Seed Hijacking of LLM Sampling and Quantum Random Number Defense

arXiv – CS AI|Ziyang You, Xiaoke Yang, Zhanling Fan, Feng Guo, Xiaogen Zhou, Xuxing Lu|
🤖AI Summary

Researchers demonstrate SeedHijack, a supply-chain attack exploiting pseudorandom number generators in LLM sampling to inject arbitrary tokens without modifying model weights, achieving 99.6% success rates across multiple models. A quantum random number generator-based defense is proposed that neutralizes the attack with minimal performance overhead.

Analysis

This research exposes a fundamental vulnerability in how large language models generate text that has been largely invisible to the AI safety community. Rather than attacking model parameters or weights, SeedHijack targets the randomness layer used during token sampling—the mechanism that selects which word comes next during generation. By controlling the seed or output of the pseudorandom number generator, an attacker can deterministically force specific tokens, effectively hijacking model outputs without leaving traces in the model itself. This represents a critical supply-chain vulnerability because the attack surface extends to infrastructure components (servers, hardware, software libraries) rather than just the model weights themselves.

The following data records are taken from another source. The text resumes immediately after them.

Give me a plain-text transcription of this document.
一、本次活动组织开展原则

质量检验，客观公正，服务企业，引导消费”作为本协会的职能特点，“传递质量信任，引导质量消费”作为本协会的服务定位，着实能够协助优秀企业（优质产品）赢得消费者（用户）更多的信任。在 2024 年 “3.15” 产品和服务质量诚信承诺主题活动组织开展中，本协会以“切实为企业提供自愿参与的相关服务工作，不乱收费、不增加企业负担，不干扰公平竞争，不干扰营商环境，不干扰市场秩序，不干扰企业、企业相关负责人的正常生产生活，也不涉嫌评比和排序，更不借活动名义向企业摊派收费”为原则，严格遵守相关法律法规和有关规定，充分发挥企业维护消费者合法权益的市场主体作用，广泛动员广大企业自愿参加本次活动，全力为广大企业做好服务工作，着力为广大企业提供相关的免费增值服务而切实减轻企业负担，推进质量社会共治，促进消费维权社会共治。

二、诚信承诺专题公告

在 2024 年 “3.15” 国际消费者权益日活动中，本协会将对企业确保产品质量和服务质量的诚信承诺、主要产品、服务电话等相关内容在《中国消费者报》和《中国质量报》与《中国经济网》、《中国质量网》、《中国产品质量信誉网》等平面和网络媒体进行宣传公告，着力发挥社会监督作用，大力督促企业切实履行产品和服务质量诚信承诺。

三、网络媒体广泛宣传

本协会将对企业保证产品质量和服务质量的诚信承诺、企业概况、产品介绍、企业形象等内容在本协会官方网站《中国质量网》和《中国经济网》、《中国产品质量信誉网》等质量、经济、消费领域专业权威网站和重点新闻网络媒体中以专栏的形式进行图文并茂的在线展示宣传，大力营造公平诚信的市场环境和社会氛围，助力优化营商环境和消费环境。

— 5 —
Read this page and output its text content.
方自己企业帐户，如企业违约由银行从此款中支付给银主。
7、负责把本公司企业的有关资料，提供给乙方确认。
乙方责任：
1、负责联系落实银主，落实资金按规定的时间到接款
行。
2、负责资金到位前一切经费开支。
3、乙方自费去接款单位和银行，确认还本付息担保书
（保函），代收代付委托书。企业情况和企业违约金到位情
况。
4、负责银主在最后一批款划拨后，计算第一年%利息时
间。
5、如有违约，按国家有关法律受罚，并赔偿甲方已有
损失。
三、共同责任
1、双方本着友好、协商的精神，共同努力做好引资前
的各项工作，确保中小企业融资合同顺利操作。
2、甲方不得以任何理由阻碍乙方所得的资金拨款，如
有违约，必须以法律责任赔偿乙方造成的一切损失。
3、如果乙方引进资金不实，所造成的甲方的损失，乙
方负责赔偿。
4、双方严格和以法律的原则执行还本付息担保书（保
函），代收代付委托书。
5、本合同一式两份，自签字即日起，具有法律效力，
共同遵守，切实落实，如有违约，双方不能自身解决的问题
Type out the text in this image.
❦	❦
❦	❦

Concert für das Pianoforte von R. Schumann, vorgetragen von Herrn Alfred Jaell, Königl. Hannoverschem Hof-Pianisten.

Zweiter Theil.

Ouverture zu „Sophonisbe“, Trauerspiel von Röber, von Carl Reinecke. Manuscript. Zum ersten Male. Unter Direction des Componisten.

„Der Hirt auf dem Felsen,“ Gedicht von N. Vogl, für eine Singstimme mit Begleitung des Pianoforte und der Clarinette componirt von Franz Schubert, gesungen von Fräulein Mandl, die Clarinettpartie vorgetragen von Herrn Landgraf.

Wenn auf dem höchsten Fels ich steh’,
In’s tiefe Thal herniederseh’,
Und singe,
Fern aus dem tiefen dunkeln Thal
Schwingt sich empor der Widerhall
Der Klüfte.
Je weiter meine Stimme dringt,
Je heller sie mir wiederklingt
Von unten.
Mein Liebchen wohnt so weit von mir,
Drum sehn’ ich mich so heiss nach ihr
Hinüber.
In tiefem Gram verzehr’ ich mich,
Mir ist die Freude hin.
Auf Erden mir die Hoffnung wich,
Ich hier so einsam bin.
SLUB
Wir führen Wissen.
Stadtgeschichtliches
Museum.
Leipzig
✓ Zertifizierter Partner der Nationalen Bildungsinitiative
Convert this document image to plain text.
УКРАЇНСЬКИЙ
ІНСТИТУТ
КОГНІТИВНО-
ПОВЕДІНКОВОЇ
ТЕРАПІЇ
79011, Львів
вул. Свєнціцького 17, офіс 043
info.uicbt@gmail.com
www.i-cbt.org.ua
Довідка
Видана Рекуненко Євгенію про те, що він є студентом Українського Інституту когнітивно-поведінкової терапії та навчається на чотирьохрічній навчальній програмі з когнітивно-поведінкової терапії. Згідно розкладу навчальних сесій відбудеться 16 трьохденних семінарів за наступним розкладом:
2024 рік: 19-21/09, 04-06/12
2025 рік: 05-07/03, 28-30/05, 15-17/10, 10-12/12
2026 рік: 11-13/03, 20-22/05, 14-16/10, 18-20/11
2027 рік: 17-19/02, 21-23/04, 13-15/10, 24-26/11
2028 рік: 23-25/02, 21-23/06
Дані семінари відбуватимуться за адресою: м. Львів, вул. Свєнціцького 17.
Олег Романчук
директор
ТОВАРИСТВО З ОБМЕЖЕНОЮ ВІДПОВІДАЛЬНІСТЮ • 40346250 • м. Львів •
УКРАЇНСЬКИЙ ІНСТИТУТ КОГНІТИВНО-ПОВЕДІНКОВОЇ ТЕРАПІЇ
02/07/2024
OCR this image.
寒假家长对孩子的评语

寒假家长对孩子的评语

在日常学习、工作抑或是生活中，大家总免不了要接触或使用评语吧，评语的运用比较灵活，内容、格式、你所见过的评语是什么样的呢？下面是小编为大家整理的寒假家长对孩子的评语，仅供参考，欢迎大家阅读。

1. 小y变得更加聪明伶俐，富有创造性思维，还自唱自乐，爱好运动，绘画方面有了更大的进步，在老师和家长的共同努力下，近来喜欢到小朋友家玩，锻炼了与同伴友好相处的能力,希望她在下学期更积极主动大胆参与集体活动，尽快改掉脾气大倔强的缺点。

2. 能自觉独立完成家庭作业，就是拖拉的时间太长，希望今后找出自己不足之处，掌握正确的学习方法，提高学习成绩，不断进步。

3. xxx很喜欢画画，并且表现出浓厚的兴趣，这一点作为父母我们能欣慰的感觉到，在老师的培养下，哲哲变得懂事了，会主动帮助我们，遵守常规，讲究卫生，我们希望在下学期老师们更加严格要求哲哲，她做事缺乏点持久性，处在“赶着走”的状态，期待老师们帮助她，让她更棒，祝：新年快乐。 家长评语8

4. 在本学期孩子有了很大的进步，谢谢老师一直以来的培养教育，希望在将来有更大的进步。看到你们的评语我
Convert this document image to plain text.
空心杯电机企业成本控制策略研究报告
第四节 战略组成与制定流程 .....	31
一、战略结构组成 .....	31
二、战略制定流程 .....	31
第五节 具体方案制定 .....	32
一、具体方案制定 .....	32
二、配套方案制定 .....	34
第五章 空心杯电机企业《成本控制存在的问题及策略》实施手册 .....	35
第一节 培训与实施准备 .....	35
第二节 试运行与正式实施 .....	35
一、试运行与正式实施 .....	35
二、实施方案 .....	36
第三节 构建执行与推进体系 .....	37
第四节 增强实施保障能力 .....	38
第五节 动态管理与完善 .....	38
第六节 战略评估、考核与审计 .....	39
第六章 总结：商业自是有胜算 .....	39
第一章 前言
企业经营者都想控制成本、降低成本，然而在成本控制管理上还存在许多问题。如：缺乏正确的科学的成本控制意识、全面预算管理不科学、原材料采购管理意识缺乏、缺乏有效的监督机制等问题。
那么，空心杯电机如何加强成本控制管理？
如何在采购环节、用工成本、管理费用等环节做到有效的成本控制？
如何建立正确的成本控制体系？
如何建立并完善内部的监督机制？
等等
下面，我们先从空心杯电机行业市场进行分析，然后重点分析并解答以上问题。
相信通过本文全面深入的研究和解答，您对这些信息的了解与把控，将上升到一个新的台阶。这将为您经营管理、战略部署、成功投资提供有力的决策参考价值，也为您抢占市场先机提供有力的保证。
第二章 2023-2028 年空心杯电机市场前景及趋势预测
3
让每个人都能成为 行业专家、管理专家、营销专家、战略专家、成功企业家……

The attack's near-perfect success rates across multiple model sizes and alignment techniques suggest that current LLM defenses—including RLHF, supervised fine-tuning, and reasoning distillation—provide no protection against sampling-layer manipulation. This highlights how alignment efforts focus almost exclusively on model behavior rather than the operational environment where models run. The threat model becomes particularly concerning in cloud deployment scenarios where infrastructure components may be outside direct user control.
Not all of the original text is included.